Royal Family Member Exposed As Part of Pedophile Ring Investigated By Police
police investigated allegations of child abuse within elite family
A member of the British Royal family was suspected to be involved in a pedophile ring a former police officer has claimed.
British metropolitan police began investigations into allegations of child abuse in the Royal Family but were 'shut down' for "national security" reasons according to to the officer.
The officer was informed by fellow police that both a royal and an MP have both been identified as 'significant' in the major child abuse inquiry back in the 1980's.
It was confirmed by the detective sergeant from Marylebone police station in London, confirmed the official investigation into the royal family pedophilia claims had been stopped.
According to the source: 'I was in a car with two other vice squad officers. They were discussing a madam who had provided a girl of about 15 to Oliver Reed.'
The detective sergeant went on to confirm that he had major child abuse investigation shut down by the CPS involving a royal family member and an MP.
'He did not mention names, but he said the CPS had said it was not in the public's interest because it "could destabilize national security".'
The Daily Mail reports: Sir Allan Green, Director of Public Prosecutions, told the Sunday Mirror he was not aware of any pedophile investigations shut down for national security reasons.
He added that he'd been asked if he knew anything about an MP being involved in child abuse but he hadn't.
The information has since been passed on to police.
The news comes after it was revealed that Scotland Yard has been accused of facilitating 14 cover-ups of VIP child sex abuse.
Dossier: Labour MP John Mann (pictured) last year submitted an explosive dossier to police naming 22 politicians linked to historical child abuse
Over 35 years, officers are said to have protected ‘untouchable’ figures by shutting down inquiries that reached the heart of government.
The 14 alleged cover-ups were referred to watchdogs by the Metropolitan Police Service itself yesterday. It threatens to be the biggest investigation into police corruption since the 1970s.
The allegations were uncovered by detectives probing claims of historical sex abuse first raised by Labour MP Tom Watson in October 2012.
Those on the inquiry, known as Operation Fairbank, are understood to have raised concerns after studying files kept in storage.
The claims include one that police deliberately stalled their inquiries into the Elm Guest House, in Barnes, south-west London, leaving dozens of boys to be abused.
Victims claim that high-profile politicians, diplomats, and civil servants visited the property to abuse boys in the 1970s and 1980s.
Officers are also accused of releasing pedophile MP Cyril Smith without charge after he was caught in an undercover operation at a sex party involving teenage boys.

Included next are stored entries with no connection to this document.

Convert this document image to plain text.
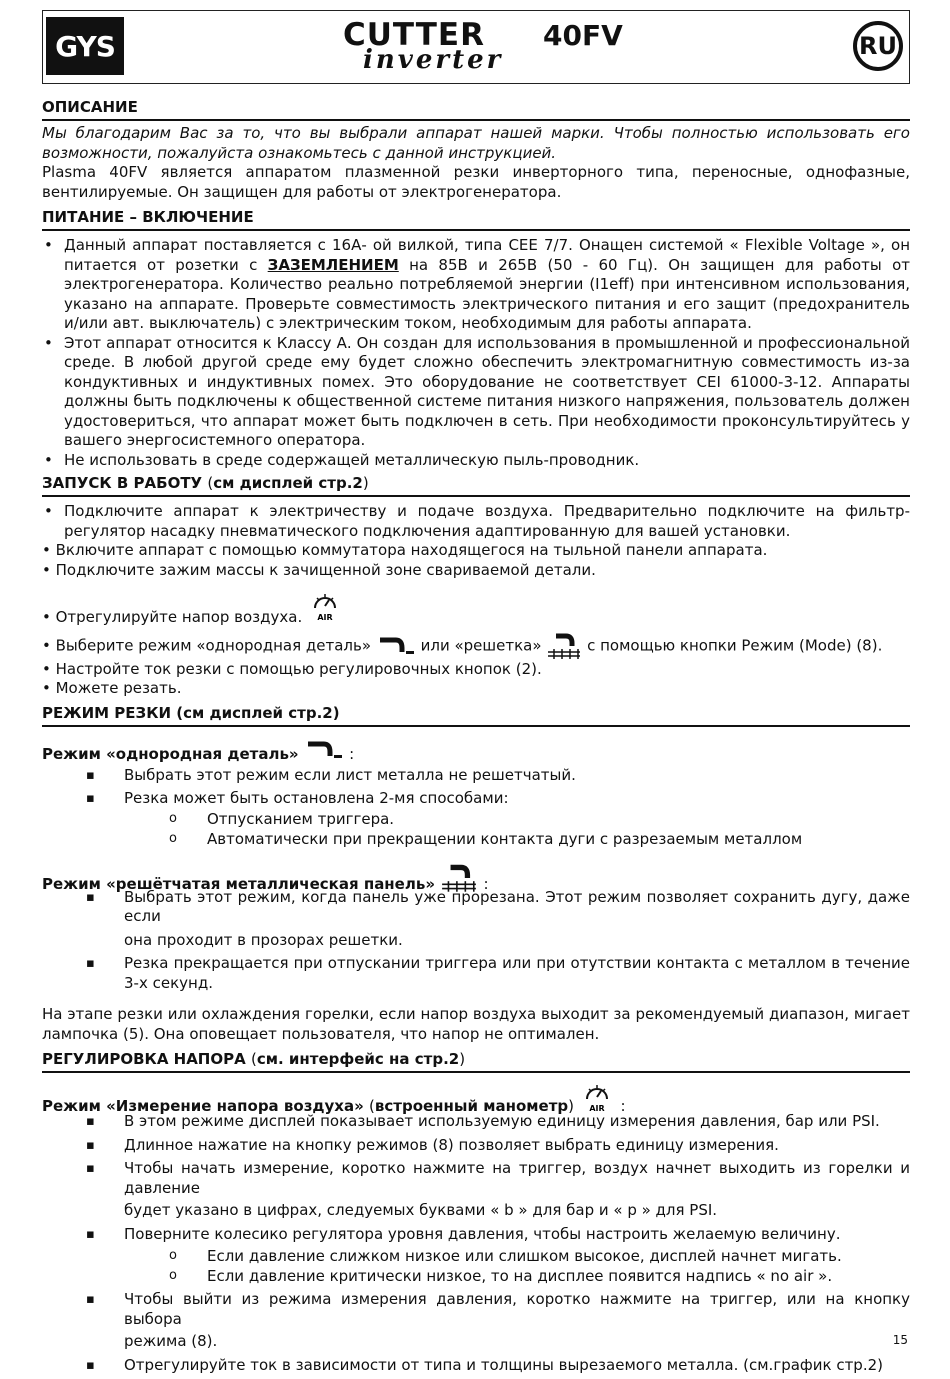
GYS	CUTTER 40FV
inverter	RU
ОПИСАНИЕ

Мы благодарим Вас за то, что вы выбрали аппарат нашей марки. Чтобы полностью использовать его возможности, пожалуйста ознакомьтесь с данной инструкцией.

Plasma 40FV является аппаратом плазменной резки инверторного типа, переносные, однофазные, вентилируемые. Он защищен для работы от электрогенератора.

ПИТАНИЕ – ВКЛЮЧЕНИЕ
• Данный аппарат поставляется с 16А- ой вилкой, типа CEE 7/7. Онащен системой « Flexible Voltage », он питается от розетки с ЗАЗЕМЛЕНИЕМ на 85В и 265В (50 - 60 Гц). Он защищен для работы от электрогенератора. Количество реально потребляемой энергии (I1eff) при интенсивном использования, указано на аппарате. Проверьте совместимость электрического питания и его защит (предохранитель и/или авт. выключатель) с электрическим током, необходимым для работы аппарата.
• Этот аппарат относится к Классу А. Он создан для использования в промышленной и профессиональной среде. В любой другой среде ему будет сложно обеспечить электромагнитную совместимость из-за кондуктивных и индуктивных помех. Это оборудование не соответствует CEI 61000-3-12. Аппараты должны быть подключены к общественной системе питания низкого напряжения, пользователь должен удостовериться, что аппарат может быть подключен в сеть. При необходимости проконсультируйтесь у вашего энергосистемного оператора.
• Не использовать в среде содержащей металлическую пыль-проводник.
ЗАПУСК В РАБОТУ (см дисплей стр.2)
• Подключите аппарат к электричеству и подаче воздуха. Предварительно подключите на фильтр-регулятор насадку пневматического подключения адаптированную для вашей установки.
• Включите аппарат с помощью коммутатора находящегося на тыльной панели аппарата.
• Подключите зажим массы к зачищенной зоне свариваемой детали.
• Отрегулируйте напор воздуха. AIR
• Выберите режим «однородная деталь»	или «решетка»	с помощью кнопки Режим (Mode) (8).
• Настройте ток резки с помощью регулировочных кнопок (2).
• Можете резать.
РЕЖИМ РЕЗКИ (см дисплей стр.2)
Режим «однородная деталь»	:
▪ Выбрать этот режим если лист металла не решетчатый.
▪ Резка может быть остановлена 2-мя способами:
o Отпусканием триггера.
o Автоматически при прекращении контакта дуги с разрезаемым металлом
Режим «решётчатая металлическая панель»	:
▪ Выбрать этот режим, когда панель уже прорезана. Этот режим позволяет сохранить дугу, даже если
она проходит в прозорах решетки.
▪ Резка прекращается при отпускании триггера или при отутствии контакта с металлом в течение 3-х секунд.

На этапе резки или охлаждения горелки, если напор воздуха выходит за рекомендуемый диапазон, мигает лампочка (5). Она оповещает пользователя, что напор не оптимален.

РЕГУЛИРОВКА НАПОРА (см. интерфейс на стр.2)
Режим «Измерение напора воздуха» (встроенный манометр) AIR :
▪ В этом режиме дисплей показывает используемую единицу измерения давления, бар или PSI.
▪ Длинное нажатие на кнопку режимов (8) позволяет выбрать единицу измерения.
▪ Чтобы начать измерение, коротко нажмите на триггер, воздух начнет выходить из горелки и давление
будет указано в цифрах, следуемых буквами « b » для бар и « p » для PSI.
▪ Поверните колесико регулятора уровня давления, чтобы настроить желаемую величину.
o Если давление слижком низкое или слишком высокое, дисплей начнет мигать.
o Если давление критически низкое, то на дисплее появится надпись « no air ».
▪ Чтобы выйти из режима измерения давления, коротко нажмите на триггер, или на кнопку выбора
режима (8).
▪ Отрегулируйте ток в зависимости от типа и толщины вырезаемого металла. (см.график стр.2)
15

Police are also accused of failing to end sex parties at the now notorious Dolphin Square complex, in Pimlico, central London, following the intervention of ‘prominent people’.
It is claimed that members of a wealthy and powerful elite believed they were ‘untouchable’ after police were warned off shutting down the sordid activities.
One senior figure under the spotlight is former Tory home secretary William Whitelaw, who is accused of demanding that police drop an inquiry into a pedophile ring.
The politician, one of Margaret Thatcher’s closest allies, is suspected of quashing a year-long investigation into a gang accused of abusing 40 children.
Other inquiries focus on claims that the names of high-profile sex attackers were removed from witness statements and that police deliberately let senior politicians off the hook.
One inquiry is examining allegations that Special Branch seized a dossier naming 16 MPs and peers handed to an investigative journalist by a former Labour minister.
Unbelievably, two undercover officers are themselves suspected of sexually abusing a boy during a raid at the Elm Guest House. The IPCC is still considering two further cases, including the shadowy murder of eight-year-old Vishal Mehrotra in July 1981.
His family believes he may have fallen into the hands of members of the VIP sex ring and evidence leading to their door was deliberately ignored.
Sarah Green, of the IPCC, said police and her officials were examining claims that evidence was suppressed, investigations were hindered and halted and offenses covered up.
‘These allegations are of historic, high-level corruption of the most serious nature,’ she said. ‘Allegations of this nature are of grave concern and I would like to reassure people of our absolute commitment to ensuring that the investigations are thorough and robust.’
Defending the decision to ‘manage’ the Met inquiry, rather than undertake an independent one, she said: ‘The new criminal investigations looking at alleged police corruption are closely linked and well underway.’
Mrs. Green said this decision remained under review and could be changed if new evidence came to light. Responding to the inquiries, Mr. Watson said many child abuse victims will have mixed feelings but will be pleased that their voices are now being heard.